Our October cover story: Whether you’re excited by, apathetic toward or even upset about the prospect of private equity getting more exposure to retail investors via defined contribution plans, the moves this summer by the Department of Labor and the Securities and Exchange Commission represent two more steps to what would seem an ineluctable future for the asset class. Private equity, in particular, is only growing in its systemic importance as public markets shrink in theirs. Amid eternally low interest rates and relentless, market-shaking volatility, investors of all kinds need access to yield, and they need access to hands-on managers of real assets who have the agility and operational expertise to navigate these turbulent times.
The recent allowance of defined contribution plans into PE and the broadening of the accredited investor definition are less revolutionary leaps along the path to PE’s growing prominence among markets than signifiers of it.

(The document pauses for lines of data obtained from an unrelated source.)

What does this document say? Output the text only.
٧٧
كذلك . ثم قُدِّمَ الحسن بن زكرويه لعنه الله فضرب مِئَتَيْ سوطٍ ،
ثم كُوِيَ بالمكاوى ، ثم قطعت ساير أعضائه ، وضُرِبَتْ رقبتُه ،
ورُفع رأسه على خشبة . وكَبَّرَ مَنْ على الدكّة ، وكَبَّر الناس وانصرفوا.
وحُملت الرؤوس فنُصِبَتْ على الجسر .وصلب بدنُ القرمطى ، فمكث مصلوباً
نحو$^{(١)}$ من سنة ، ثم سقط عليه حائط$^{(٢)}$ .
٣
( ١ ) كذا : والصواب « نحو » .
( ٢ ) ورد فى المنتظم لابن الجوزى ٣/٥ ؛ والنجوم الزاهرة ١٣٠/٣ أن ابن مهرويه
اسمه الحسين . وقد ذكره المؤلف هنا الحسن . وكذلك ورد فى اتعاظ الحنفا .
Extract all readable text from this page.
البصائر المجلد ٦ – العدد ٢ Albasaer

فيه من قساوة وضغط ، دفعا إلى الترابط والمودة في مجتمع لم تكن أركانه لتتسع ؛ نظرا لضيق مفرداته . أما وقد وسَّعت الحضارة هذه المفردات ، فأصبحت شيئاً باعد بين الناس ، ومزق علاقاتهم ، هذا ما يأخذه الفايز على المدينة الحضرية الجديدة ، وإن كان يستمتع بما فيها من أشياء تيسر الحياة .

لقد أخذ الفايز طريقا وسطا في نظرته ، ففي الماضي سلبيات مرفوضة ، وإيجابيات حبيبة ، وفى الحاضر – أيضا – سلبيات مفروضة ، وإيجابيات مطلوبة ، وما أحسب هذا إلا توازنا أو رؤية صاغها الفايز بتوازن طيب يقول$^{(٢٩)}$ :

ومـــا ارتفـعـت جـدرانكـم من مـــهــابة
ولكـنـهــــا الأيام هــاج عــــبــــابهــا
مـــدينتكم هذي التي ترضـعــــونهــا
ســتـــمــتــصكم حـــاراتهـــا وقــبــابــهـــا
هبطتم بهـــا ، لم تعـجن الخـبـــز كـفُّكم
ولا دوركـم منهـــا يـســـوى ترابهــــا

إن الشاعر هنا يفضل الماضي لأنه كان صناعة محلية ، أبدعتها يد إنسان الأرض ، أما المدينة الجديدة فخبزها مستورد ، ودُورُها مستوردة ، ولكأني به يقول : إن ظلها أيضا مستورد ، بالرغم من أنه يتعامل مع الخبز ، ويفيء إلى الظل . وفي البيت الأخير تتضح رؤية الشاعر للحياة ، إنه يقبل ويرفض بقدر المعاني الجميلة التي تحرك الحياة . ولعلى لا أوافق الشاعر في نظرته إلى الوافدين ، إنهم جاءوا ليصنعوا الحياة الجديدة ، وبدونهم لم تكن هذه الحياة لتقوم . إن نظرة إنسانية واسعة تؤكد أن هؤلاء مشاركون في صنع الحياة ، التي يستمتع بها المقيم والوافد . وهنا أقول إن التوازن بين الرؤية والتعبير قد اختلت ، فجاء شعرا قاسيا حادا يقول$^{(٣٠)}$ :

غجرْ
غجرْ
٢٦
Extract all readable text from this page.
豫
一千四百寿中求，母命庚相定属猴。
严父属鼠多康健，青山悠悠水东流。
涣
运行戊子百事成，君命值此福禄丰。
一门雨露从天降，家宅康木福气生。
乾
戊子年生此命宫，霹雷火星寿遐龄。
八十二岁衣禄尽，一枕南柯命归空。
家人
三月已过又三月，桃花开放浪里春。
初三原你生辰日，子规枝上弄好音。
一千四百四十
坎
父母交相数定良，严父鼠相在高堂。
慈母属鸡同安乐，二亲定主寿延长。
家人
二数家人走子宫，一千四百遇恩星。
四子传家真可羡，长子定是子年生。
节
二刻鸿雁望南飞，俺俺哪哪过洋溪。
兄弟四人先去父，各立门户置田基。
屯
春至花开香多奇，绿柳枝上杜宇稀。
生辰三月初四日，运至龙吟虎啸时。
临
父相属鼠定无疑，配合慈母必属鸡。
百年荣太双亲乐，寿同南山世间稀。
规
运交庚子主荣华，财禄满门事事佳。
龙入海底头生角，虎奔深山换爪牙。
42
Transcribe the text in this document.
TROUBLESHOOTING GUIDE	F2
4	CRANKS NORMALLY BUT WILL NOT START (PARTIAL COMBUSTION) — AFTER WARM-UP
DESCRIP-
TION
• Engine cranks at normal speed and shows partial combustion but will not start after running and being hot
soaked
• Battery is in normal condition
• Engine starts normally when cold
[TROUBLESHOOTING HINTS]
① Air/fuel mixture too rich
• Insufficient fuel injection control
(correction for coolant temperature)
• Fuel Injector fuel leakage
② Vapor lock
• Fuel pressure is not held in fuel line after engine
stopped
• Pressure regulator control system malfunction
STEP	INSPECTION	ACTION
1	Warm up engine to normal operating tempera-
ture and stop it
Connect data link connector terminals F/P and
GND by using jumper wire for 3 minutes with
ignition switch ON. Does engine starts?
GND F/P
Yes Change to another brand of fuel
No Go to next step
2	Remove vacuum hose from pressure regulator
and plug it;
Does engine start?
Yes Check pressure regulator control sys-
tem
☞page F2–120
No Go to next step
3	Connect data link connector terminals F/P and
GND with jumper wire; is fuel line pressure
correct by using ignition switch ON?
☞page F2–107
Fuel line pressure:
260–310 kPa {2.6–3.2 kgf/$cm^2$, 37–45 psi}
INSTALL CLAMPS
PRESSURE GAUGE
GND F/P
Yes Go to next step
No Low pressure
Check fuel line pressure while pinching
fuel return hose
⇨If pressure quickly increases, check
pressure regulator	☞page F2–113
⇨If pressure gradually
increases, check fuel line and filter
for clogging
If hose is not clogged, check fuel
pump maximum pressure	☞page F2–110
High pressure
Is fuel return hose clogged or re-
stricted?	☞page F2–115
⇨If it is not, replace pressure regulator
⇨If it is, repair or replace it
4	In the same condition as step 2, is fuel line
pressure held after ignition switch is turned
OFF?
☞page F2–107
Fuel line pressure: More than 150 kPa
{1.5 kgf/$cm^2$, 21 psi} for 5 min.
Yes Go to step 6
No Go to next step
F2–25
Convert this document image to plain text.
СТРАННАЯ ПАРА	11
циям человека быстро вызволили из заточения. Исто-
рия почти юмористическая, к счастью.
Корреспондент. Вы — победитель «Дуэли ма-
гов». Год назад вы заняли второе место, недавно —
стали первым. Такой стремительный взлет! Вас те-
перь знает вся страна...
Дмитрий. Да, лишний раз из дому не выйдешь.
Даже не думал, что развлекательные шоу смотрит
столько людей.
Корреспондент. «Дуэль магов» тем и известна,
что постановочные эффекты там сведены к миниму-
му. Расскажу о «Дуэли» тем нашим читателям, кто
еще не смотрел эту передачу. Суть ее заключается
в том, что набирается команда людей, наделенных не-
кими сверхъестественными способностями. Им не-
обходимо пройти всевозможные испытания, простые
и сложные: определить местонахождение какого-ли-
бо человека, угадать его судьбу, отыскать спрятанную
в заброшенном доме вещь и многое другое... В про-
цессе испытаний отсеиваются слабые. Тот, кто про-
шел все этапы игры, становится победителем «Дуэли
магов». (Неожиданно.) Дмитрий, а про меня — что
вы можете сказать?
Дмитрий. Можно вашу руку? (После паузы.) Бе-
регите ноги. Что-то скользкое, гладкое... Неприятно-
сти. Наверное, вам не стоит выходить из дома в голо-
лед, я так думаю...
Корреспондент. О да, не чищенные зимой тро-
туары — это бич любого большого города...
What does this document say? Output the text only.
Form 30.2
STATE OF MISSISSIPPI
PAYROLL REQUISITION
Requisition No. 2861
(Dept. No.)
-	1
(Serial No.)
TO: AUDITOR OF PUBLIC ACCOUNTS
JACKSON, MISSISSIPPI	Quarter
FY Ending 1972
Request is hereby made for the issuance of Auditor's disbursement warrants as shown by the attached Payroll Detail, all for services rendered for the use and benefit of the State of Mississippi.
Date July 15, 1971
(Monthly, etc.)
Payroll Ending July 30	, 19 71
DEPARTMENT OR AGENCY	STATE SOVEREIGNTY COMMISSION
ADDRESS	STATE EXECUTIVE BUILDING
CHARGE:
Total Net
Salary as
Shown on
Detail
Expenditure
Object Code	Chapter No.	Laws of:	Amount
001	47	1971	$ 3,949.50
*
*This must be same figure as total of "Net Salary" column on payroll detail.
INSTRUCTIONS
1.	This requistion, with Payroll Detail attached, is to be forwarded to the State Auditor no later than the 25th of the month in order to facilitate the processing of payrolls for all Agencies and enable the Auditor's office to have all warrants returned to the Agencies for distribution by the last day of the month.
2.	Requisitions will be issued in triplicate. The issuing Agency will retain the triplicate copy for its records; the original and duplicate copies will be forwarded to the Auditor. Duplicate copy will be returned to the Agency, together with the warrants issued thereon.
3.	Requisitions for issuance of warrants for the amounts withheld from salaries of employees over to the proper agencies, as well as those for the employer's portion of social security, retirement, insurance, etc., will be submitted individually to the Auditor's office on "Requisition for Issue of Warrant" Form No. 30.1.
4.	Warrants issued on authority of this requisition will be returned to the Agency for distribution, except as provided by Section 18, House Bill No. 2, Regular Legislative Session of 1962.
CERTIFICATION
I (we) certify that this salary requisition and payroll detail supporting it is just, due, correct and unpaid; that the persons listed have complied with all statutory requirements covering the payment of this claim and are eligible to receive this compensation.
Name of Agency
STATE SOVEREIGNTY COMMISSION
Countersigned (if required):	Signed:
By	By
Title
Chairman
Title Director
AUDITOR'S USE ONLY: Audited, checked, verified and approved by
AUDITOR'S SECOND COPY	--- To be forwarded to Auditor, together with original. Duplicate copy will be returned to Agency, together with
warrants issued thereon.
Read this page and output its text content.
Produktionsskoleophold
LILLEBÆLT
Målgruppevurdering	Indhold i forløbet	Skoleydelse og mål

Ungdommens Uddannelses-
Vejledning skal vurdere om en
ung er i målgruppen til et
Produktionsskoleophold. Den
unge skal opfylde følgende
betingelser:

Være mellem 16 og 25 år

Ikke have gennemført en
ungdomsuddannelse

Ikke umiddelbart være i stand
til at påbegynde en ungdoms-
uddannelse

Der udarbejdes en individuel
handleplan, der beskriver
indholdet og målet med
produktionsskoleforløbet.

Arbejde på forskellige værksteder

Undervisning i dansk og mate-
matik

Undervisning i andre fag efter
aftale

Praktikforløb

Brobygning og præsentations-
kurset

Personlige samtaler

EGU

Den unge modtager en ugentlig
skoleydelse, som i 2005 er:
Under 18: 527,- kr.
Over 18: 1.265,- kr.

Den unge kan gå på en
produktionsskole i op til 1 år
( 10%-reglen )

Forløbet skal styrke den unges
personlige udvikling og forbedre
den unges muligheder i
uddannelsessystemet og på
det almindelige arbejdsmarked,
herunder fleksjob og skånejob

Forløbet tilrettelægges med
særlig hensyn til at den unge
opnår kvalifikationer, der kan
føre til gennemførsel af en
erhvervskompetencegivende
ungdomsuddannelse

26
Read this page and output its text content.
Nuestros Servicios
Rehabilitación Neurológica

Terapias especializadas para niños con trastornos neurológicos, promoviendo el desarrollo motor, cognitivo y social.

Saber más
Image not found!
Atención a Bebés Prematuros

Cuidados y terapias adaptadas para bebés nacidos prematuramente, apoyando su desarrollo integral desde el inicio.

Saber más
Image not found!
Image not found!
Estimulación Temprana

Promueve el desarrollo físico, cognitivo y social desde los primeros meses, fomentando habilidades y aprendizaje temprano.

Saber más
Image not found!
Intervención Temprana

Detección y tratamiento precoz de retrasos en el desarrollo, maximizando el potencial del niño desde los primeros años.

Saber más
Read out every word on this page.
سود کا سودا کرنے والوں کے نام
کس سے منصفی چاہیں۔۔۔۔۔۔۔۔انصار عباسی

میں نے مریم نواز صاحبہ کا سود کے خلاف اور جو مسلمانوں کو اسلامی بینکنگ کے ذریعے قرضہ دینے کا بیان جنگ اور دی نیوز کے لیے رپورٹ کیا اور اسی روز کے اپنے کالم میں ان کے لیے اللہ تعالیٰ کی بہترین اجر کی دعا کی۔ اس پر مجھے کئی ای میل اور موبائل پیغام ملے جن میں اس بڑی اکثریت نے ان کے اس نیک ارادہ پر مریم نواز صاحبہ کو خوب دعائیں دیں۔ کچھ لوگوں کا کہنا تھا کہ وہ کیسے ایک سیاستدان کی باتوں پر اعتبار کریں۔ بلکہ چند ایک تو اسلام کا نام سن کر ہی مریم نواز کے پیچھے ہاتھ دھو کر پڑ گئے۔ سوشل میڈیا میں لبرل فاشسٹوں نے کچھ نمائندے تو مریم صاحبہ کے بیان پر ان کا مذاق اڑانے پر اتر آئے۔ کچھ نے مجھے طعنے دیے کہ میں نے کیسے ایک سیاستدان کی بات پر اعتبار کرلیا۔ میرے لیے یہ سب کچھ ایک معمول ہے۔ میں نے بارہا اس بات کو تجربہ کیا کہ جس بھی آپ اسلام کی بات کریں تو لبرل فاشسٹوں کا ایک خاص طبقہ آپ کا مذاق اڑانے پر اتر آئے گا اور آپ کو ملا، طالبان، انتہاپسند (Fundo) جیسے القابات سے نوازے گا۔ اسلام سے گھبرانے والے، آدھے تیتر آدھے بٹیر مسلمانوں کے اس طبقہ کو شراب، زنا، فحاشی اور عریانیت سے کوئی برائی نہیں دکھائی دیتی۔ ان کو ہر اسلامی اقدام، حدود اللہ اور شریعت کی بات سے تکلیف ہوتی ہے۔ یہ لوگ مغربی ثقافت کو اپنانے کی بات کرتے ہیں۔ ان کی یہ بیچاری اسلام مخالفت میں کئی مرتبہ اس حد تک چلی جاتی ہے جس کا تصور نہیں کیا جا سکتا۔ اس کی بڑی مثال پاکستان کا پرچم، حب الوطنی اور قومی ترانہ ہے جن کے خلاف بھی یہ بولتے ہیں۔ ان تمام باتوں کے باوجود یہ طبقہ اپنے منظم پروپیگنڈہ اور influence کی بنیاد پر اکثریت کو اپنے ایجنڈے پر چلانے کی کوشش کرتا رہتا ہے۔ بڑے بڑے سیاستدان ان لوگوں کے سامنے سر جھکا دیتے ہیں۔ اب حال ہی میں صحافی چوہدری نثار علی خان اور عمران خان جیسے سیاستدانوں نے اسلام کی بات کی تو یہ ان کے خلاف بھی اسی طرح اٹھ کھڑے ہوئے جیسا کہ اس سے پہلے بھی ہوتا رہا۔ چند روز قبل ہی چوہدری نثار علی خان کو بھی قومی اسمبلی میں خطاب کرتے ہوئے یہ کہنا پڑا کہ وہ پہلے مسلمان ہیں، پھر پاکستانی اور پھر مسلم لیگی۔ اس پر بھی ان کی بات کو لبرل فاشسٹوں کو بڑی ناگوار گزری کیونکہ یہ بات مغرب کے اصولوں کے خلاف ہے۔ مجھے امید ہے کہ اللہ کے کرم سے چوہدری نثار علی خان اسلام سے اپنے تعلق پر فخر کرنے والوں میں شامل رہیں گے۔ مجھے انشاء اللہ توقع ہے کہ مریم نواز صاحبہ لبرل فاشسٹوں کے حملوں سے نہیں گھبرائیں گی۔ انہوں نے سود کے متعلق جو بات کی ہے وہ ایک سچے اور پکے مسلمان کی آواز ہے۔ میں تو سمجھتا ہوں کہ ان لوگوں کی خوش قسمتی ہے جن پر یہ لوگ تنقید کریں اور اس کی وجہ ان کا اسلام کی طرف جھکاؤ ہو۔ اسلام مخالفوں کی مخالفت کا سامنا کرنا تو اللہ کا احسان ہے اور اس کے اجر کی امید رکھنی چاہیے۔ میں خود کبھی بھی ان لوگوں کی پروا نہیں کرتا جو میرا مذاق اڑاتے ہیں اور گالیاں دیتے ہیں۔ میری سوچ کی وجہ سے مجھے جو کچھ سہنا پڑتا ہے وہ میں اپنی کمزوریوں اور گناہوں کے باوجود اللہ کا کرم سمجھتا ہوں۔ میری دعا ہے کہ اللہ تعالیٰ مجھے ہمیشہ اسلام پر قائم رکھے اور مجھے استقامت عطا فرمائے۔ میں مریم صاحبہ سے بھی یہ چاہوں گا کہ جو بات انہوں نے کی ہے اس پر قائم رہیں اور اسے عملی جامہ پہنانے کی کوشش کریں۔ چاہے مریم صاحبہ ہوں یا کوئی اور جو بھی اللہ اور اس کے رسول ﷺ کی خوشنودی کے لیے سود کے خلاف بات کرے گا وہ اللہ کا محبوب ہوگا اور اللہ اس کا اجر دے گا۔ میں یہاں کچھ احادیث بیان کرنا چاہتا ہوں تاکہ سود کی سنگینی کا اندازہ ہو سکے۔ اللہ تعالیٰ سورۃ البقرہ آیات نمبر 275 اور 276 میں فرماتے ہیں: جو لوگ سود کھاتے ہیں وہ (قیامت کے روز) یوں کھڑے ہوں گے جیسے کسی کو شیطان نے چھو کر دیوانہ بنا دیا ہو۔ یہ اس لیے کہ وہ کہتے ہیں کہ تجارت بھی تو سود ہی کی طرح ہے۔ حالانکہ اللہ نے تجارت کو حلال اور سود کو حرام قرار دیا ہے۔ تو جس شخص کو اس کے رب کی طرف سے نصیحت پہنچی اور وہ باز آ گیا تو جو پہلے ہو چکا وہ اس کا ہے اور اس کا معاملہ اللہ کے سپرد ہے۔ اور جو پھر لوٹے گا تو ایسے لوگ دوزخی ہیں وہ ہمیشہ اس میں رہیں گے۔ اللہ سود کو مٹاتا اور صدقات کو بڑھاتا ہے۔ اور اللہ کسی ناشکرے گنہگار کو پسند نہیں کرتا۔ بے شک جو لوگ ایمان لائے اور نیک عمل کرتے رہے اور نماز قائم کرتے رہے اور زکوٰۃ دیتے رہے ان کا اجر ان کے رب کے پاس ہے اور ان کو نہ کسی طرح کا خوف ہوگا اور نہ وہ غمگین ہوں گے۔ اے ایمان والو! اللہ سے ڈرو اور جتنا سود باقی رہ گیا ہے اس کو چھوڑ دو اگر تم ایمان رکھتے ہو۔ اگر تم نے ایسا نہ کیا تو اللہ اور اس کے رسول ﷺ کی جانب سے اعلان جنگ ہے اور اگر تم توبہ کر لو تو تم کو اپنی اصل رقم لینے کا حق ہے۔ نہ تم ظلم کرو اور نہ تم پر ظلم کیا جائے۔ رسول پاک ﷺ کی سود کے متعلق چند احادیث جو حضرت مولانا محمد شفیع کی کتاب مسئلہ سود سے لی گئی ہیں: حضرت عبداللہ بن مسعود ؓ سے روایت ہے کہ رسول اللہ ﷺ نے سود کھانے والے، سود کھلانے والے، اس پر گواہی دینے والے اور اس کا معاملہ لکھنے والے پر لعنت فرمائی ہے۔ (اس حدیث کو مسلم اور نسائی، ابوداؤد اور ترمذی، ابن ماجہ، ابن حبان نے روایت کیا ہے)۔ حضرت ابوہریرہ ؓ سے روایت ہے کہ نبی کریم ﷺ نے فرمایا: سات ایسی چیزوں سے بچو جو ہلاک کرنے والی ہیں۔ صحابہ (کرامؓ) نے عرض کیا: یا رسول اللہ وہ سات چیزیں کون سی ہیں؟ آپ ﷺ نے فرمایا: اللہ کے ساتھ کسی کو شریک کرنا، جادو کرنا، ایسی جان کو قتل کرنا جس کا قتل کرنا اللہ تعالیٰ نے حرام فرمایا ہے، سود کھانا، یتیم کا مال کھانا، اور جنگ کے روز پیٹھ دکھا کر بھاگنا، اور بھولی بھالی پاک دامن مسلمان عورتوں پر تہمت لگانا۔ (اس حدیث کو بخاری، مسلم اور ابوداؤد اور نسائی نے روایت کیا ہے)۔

In this month’s cover story, we look at these developments out of the DoL and SEC from a plethora of angles – from what they portend (and don’t), to how CFOs can prepare for the availability of these new pools of capital, to the political and regulatory risks of greater retail investment, and more.
Perhaps PE, and other private markets, are heading toward some brave new world implied by these developments. Or perhaps not: already increased regulatory oversight and public scrutiny are likely hints of what’s to come.
The future is, in many ways, already here.